Monday, Oct. 11, 1943

Seven Points for Peace

This week, for the first time, U.S. Protestant, Roman Catholic, Eastern Orthodox and Jewish leaders united on a peace program. Appended to their "Declaration on World Peace" were 144 signatures.* These signatures do not bind any church to the peace proposals, they do commend the peace declaration to some 56,000,000 members of the participating faiths.

The declaration resulted from six months' study by priests, ministers and rabbis of Papal peace pronouncements, declarations by Protestant churches, Jewish organizations and nondenominational groups such as the Commission to Study the Bases of a Just & Durable Peace. Protestants, Catholics and Jews cannot yet agree on all phases of a just peace, but they have agreed on seven points, which provide the moral bases of such a peace. The seven points which embody the signers' hopes for the postwar world:

> "The organization of a just peace depends upon . . . recognition . . . that not only individuals but nations, states and international society are subject to the will of God as embodied in the moral law."

> "The dignity of the human person as the image of God must be set forth in all its essential implications. . . . States, as well as individuals, must repudiate racial, religious or other discrimination. . . ."

> "The right of all peoples . . . must be safeguarded within the framework of collective security.
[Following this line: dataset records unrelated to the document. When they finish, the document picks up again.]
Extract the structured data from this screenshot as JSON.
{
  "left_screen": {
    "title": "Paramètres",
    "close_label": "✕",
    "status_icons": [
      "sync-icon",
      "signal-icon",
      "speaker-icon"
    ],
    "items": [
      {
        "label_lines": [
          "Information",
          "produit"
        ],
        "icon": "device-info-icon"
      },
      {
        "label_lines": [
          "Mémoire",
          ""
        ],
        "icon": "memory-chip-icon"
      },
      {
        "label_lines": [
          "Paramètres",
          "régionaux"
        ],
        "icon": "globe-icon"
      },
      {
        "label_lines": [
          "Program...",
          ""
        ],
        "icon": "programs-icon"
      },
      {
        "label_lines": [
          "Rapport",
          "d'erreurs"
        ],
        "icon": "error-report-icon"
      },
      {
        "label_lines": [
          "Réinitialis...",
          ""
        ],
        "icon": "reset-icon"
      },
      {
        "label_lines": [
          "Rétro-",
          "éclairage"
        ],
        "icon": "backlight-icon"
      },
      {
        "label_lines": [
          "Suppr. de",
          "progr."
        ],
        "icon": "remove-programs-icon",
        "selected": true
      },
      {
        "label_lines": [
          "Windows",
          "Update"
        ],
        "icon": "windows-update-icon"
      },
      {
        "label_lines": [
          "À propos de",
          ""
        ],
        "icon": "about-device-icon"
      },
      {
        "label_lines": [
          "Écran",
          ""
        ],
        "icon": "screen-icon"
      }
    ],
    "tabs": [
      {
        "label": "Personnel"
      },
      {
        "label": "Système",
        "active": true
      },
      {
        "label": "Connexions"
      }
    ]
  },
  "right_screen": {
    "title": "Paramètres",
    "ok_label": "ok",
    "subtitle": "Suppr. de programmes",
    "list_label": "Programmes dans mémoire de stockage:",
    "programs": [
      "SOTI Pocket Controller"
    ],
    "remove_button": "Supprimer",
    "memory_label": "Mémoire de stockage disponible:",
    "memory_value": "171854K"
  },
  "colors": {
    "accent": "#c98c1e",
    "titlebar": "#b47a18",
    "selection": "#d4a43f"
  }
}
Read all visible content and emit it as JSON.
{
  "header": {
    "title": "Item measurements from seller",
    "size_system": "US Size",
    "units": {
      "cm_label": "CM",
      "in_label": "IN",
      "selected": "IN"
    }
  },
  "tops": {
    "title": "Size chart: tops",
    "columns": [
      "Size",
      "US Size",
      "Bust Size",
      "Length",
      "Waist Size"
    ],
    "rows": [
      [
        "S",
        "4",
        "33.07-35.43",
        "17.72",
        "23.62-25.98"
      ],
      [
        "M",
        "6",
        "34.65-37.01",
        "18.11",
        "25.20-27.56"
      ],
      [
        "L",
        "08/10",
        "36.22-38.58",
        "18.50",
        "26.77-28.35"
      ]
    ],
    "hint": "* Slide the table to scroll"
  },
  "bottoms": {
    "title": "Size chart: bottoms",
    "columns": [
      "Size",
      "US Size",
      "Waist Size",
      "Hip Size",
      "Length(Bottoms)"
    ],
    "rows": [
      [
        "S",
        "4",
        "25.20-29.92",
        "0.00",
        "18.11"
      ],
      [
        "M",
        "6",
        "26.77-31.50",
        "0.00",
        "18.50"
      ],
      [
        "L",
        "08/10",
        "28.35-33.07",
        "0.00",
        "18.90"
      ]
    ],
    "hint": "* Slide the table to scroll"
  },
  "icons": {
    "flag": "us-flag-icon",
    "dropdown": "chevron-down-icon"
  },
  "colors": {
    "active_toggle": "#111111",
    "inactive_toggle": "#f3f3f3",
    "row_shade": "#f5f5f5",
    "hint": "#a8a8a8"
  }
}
The progress of undeveloped, colonial, or oppressed peoples toward political responsibility must be the object of international concern."

> "National governments and international organization must guarantee the rights of ethnic, religious and cultural minorities to economic livelihood . . . equal opportunity for educational and cultural development . . . political equality."

> "An enduring peace requires the organization of international institutions [to] develop . . . international law, guarantee . . . international obligations . . . assure collective security by drastic limitation and continuing control of armaments, compulsory arbitration . . . adequate sanctions to enforce the law."

> "International economic collaboration to . . . provide an adequate standard of living . . . [to] replace the present economic monopoly and exploitation of natural resources by privileged groups and states."

> ". . . Steps must be taken to provide for the security of the family. . . collaboration of all groups and classes in the interest of the common good, a standard of living adequate for self-development and family life, decent conditions of work, and participation by labor in decisions affecting its welfare."

* Among them: Bishop Henry St. George Tucker, Presiding Bishop of the Episcopal Church and President of the Federal Council of Churches; Dr. Henry Sloan Coffin, Moderator of the Presbyterian Church in the U.S.A.; Dr. Ferdinand Q. Blanchard, Moderator of the Congregational Christian Churches; Bishop G. Bromley Oxnam, Secretary of the Methodist Church's Council of Bishops; Roman Catholic Archbishops Edward Mooney of Detroit, Samuel A. Stritch of Chicago, Robet E. Lucey of San Antonio; Rabbi Israel Goldstein, President of the Synagogue Council of America.